Everyone is bullish. Price targets are coming down to meet the levels of the S&P 500, but everyone is still bullish. When does it end? Another tsunami? A default of an Asian nation? War in Latin America? More earnings misses?
No, that has no room in the equations. The only thing that matters is the “cheapness” factor – often based on P/E. The problem is that the “E” needs to be changed when the attitude on investing changes. No longer are investors willing to pay as much of a premium for a stock when the world’s financial systems may seize up.
It is exhausting listening to the continuing commentary of the perma-bulls.

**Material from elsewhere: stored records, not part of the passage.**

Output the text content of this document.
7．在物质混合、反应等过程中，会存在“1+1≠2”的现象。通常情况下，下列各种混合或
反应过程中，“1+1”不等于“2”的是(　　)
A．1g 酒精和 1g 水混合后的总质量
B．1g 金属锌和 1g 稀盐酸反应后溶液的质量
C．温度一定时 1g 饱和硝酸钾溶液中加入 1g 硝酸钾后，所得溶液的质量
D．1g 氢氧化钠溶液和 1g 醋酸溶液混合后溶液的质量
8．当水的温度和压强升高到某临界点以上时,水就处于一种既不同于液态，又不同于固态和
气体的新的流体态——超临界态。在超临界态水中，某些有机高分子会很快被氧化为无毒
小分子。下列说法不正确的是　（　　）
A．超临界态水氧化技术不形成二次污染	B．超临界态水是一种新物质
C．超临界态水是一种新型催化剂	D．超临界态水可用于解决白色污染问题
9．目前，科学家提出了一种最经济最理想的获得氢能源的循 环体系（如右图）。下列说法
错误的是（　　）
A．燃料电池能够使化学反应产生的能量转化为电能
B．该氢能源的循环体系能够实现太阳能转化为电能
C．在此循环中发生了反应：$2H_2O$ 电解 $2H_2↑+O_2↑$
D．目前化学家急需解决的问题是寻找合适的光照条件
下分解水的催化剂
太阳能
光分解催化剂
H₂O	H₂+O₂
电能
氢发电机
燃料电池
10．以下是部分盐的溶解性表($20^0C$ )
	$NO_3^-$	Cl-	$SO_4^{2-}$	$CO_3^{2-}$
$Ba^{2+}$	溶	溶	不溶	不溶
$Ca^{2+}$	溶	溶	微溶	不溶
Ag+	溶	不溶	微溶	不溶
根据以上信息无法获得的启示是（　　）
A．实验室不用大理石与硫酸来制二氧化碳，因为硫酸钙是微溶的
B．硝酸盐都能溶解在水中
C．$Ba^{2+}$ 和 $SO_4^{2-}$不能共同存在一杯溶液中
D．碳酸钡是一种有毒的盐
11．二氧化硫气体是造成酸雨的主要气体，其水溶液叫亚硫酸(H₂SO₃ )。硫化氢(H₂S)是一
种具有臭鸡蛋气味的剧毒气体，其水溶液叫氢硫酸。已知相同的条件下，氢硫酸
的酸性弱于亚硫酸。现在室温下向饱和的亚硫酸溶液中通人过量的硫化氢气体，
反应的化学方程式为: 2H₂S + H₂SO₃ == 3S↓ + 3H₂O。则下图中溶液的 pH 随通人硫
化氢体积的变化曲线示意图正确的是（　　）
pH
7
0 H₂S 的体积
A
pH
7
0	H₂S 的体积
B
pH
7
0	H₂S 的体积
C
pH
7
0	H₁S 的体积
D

According to Bloomberg: U.S. companies are earning too much for the bull market to be derailed by speculation Europe’s debt crisis will spread, according to Laszlo Birinyi, who advised clients to buy shares before they bottomed in March 2009. Apple Inc. and Google Inc. showed they can weather market declines, said Birinyi, the president of Birinyi Associates Inc. in Westport, Connecticut. The stocks beat the Standard & Poor’s 500 Index during its 18 percent decline from April 29 to Aug. 8, with Apple gaining 0.9 percent and Google up 0.4 percent. The top two equity holdings at Birinyi’s firm are cheap, he said. Google and Apple each trade at about a 60 percent discount to
their averages before the drop.
But then again, maybe there is another round of money printing, right?